By Stacy Cowley, ChannelWeb

12:45 PM EDT Thu. Sep. 06, 2007
Page 1 of 2
For a city that's relatively cosmopolitan and awash with money to fund cutting-edge conveniences, New York has always had antiquated taxi cab technology. Visitors are routinely shocked to discover that NYC cabs don't accept credit cards: New arrivals at JFK airport had better be prepared to fork over $50 in cash for a trip to Manhattan.

That's set to change soon, with taxi owners facing a Jan. 31, 2008, deadline to implement new state-of-the-art technology systems that will automate trip tracking, process credit cards, and feature a passenger information screen displaying news, sports and weather updates. But in the face of such a technological sea change, drivers are pushing back. A 48-hour strike by the New York Taxi Workers Alliance began Wednesday, temporarily thinning the city's cab fleet and drawing attention to driver complaints about the new systems' costs and potential privacy infringements.

The Taxi Workers Alliance, which represents around 9,000 of the city's 44,000 taxi drivers, has two main gripes and a host of minor ones about the new systems.

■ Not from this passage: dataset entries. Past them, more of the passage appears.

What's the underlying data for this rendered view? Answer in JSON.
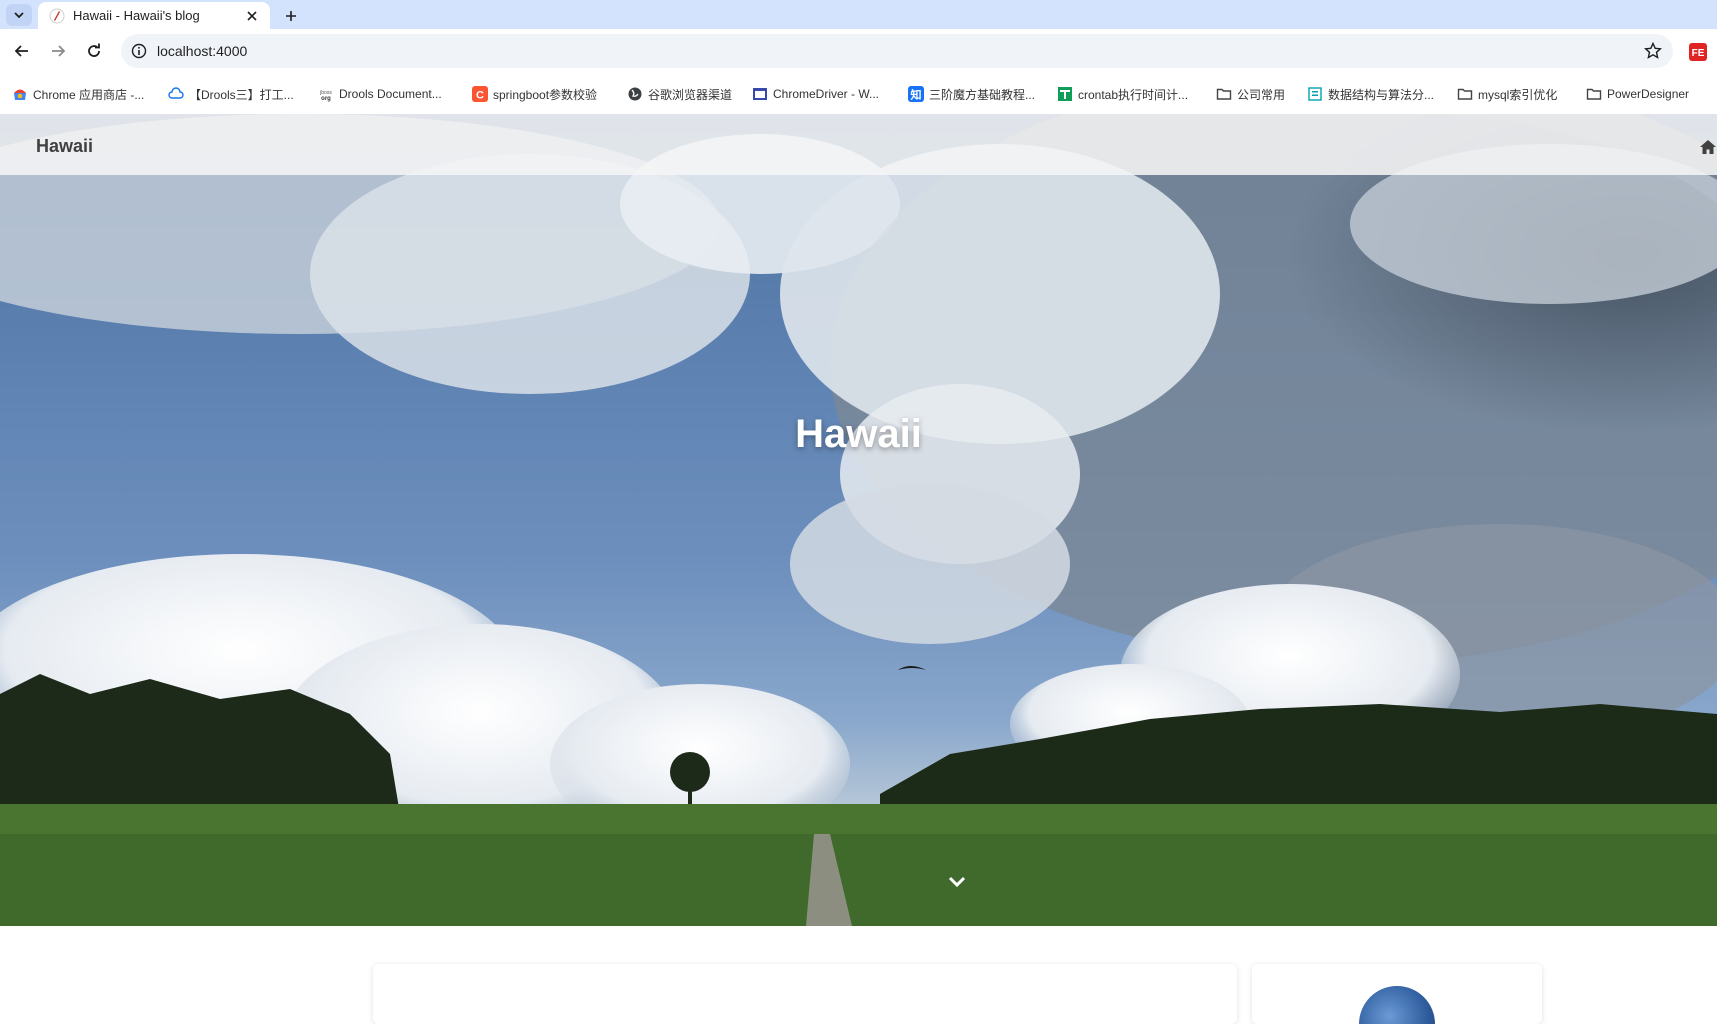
{
  "browser": {
    "tab": {
      "title": "Hawaii - Hawaii's blog"
    },
    "omnibox": {
      "url": "localhost:4000"
    },
    "bookmarks": [
      {
        "label": "Chrome 应用商店 -...",
        "icon": "chrome-webstore-icon"
      },
      {
        "label": "【Drools三】打工...",
        "icon": "cloud-icon"
      },
      {
        "label": "Drools Document...",
        "icon": "jboss-icon"
      },
      {
        "label": "springboot参数校验",
        "icon": "csdn-icon"
      },
      {
        "label": "谷歌浏览器渠道",
        "icon": "globe-icon"
      },
      {
        "label": "ChromeDriver - W...",
        "icon": "page-icon"
      },
      {
        "label": "三阶魔方基础教程...",
        "icon": "zhihu-icon"
      },
      {
        "label": "crontab执行时间计...",
        "icon": "table-icon"
      },
      {
        "label": "公司常用",
        "icon": "folder-icon"
      },
      {
        "label": "数据结构与算法分...",
        "icon": "book-icon"
      },
      {
        "label": "mysql索引优化",
        "icon": "folder-icon"
      },
      {
        "label": "PowerDesigner",
        "icon": "folder-icon"
      }
    ]
  },
  "site": {
    "brand": "Hawaii",
    "hero_title": "Hawaii",
    "home_icon": "home-icon",
    "scroll_icon": "chevron-down-icon"
  },
  "colors": {
    "tabstrip": "#d3e3fd",
    "omnibox": "#f0f4f9",
    "nav_bar": "#f5f5f5",
    "hero_text": "#ffffff"
  }
}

Its top complaint concerns the costs they'll inflict on drivers. Credit card companies charge merchants a percentage transaction fee for their processing services, a cost that will be directly passed on to cab owners. Many New York taxi drivers lease their vehicles from fleet operators, paying a per-shift rental fee and keeping whatever revenue they earn above that. Fleet operators are allowed to deduct up to 5 percent of credit-card transaction totals to cover their processing fees, a cost that their drivers will have to absorb.

Drivers are also speaking out about the tracking technology that will be implemented in the new systems. The New York City Taxi and Limousine Commission (TLC), which governs the city's 13,000 licensed yellow cabs (known as medallion taxis for the permits they require to operate), is requiring automated tracking of all metered trips, replacing the paper trip logs drivers currently maintain. The Taxi Workers Alliance argues that such tracking tools are the thin end of the Big Brother monitoring wedge.

"Basically, the Taxi and Limousine Commission wants to spy on drivers, and they want the drivers themselves to pay for it," Bhairavi Desai, executive director of the Taxi Workers Alliance, told local newspaper Newsday.

But technology integrators involved in the multi-year project say it's being misconstrued. Accepting credit cards will increase drivers' revenues enough to offset processing fees, and the new tracking technologies aren't being put to any nefarious uses, they argue.